Now, though, with the closing of Borders, this could eventually mean the end to the bookstore. At Barnes & Noble alone I’ve noticed that the Nook selling station is getting larger and larger, and the New Releases section getting pushed farther and farther aside when it used to be front and center. On the second floor, you’ll still see parents and their kids shopping for books, stopping to read, giggling at the book covers…something I also did as a kid while reading Cloudy With a Chance of Meatballs, Sylvester and the Magic Pebble, or Goodnight Moon. I can’t imagine that experience on an E-reader or an iPad…egad! How do you enjoy a pop-up book on an E-reader?! How do you enjoy a scratch and sniff book on an iPad?! These are very important questions.

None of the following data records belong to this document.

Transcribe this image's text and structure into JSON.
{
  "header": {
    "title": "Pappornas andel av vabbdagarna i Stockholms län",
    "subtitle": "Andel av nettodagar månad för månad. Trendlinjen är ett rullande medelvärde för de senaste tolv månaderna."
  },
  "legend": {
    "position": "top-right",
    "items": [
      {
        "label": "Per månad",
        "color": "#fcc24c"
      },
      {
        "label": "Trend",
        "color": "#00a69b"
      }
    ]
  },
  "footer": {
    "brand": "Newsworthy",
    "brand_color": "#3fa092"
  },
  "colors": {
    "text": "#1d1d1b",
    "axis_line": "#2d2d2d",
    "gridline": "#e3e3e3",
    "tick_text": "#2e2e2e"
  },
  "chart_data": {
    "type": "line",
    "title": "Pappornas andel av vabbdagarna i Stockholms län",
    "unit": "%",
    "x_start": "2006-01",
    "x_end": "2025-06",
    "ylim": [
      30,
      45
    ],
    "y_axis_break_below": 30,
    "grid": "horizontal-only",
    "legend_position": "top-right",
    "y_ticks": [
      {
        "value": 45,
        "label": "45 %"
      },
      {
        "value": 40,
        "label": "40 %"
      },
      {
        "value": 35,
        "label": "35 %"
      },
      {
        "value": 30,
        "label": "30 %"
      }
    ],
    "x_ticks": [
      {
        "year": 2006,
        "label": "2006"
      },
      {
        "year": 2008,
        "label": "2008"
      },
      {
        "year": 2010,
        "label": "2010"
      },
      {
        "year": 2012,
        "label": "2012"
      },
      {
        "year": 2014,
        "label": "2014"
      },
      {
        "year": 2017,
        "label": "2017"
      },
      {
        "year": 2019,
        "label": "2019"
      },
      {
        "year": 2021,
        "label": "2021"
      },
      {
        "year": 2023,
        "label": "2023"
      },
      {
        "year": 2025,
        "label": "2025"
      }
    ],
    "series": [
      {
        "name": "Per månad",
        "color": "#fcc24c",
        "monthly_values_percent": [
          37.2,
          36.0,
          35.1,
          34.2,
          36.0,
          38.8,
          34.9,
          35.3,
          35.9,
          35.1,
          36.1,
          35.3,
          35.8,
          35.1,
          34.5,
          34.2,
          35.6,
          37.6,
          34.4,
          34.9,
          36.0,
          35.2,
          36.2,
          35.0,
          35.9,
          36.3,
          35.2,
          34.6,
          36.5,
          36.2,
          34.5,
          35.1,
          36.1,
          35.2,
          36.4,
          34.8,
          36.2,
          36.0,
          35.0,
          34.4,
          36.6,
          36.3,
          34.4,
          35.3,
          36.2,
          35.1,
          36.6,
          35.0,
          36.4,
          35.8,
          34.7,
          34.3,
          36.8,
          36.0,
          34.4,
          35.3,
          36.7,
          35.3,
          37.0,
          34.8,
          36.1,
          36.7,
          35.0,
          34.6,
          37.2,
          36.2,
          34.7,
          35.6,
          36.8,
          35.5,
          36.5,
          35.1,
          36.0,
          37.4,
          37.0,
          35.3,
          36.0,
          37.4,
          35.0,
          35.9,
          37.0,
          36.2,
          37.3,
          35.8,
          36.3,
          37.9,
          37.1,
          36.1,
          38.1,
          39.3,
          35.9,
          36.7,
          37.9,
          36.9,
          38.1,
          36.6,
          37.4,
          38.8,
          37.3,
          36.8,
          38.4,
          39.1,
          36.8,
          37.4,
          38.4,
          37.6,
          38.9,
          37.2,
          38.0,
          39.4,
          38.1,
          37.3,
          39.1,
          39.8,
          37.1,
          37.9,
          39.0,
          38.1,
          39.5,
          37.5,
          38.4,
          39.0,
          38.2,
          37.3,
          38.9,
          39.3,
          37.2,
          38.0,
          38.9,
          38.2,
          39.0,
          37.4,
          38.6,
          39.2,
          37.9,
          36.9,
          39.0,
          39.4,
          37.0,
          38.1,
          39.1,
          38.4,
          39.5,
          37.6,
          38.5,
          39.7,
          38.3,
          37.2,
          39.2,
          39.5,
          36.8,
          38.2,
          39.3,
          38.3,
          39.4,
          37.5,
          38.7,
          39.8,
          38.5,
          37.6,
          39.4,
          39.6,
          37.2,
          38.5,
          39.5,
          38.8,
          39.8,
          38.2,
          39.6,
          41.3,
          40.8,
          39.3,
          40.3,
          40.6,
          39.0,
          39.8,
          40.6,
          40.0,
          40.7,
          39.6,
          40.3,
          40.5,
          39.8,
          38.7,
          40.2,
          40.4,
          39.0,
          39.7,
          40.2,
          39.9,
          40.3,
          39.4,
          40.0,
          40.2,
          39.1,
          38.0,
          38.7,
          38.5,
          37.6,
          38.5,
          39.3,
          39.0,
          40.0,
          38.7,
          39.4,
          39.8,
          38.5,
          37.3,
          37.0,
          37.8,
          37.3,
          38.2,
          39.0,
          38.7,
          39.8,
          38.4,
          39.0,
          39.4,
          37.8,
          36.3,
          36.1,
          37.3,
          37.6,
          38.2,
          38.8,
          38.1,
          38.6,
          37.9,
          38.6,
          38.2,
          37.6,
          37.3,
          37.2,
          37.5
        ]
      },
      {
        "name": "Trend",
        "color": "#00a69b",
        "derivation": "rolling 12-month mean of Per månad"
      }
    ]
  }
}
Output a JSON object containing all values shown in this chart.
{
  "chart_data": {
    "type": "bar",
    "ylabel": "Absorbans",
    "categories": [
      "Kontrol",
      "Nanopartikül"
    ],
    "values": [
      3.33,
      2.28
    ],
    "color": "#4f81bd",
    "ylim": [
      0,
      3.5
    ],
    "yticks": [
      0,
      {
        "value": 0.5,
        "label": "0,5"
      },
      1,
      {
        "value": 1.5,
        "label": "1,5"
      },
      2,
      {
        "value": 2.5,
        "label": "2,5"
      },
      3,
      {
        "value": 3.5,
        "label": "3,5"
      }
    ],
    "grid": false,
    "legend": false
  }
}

Nonetheless, I’m still a traitor. I think it’s hugely important to preserve books, thereby preserving our written history. No civilization has survived without books. I think it’s a very scary thing to start reducing the numbers we retain. Sure, perhaps technology will continue to advance and perhaps the need will eventually become obsolete…but what if it doesn’t? What then? What if the unthinkable happens and civilization is in peril? What if we don’t have access to the Internet or all our seemingly endless electronic devices? What if the only thing we have is our ability to read the written word on a page? Do we want to make it so those words become the Holy Grail? Yes, yes, I know I’m talking about some apocalyptic future (Or am I?), but just think about how many things we’ve allowed to digitally command our world in such a short time, things that have excelled or petered out, things that we’ve embraced, or have just gone out of business, regardless…more and more the machines are running our lives (SKYNET!)…but there have always been books.

I kid, mostly. Well, maybe not. Have you seen the Terminator or The Matrix? In the end, though, let’s enjoy our e-readers for their convenience, but not forget the source of their existence, and try when we can to support reading, literacy, libraries, and the bookseller. There are just some things that still need the human touch.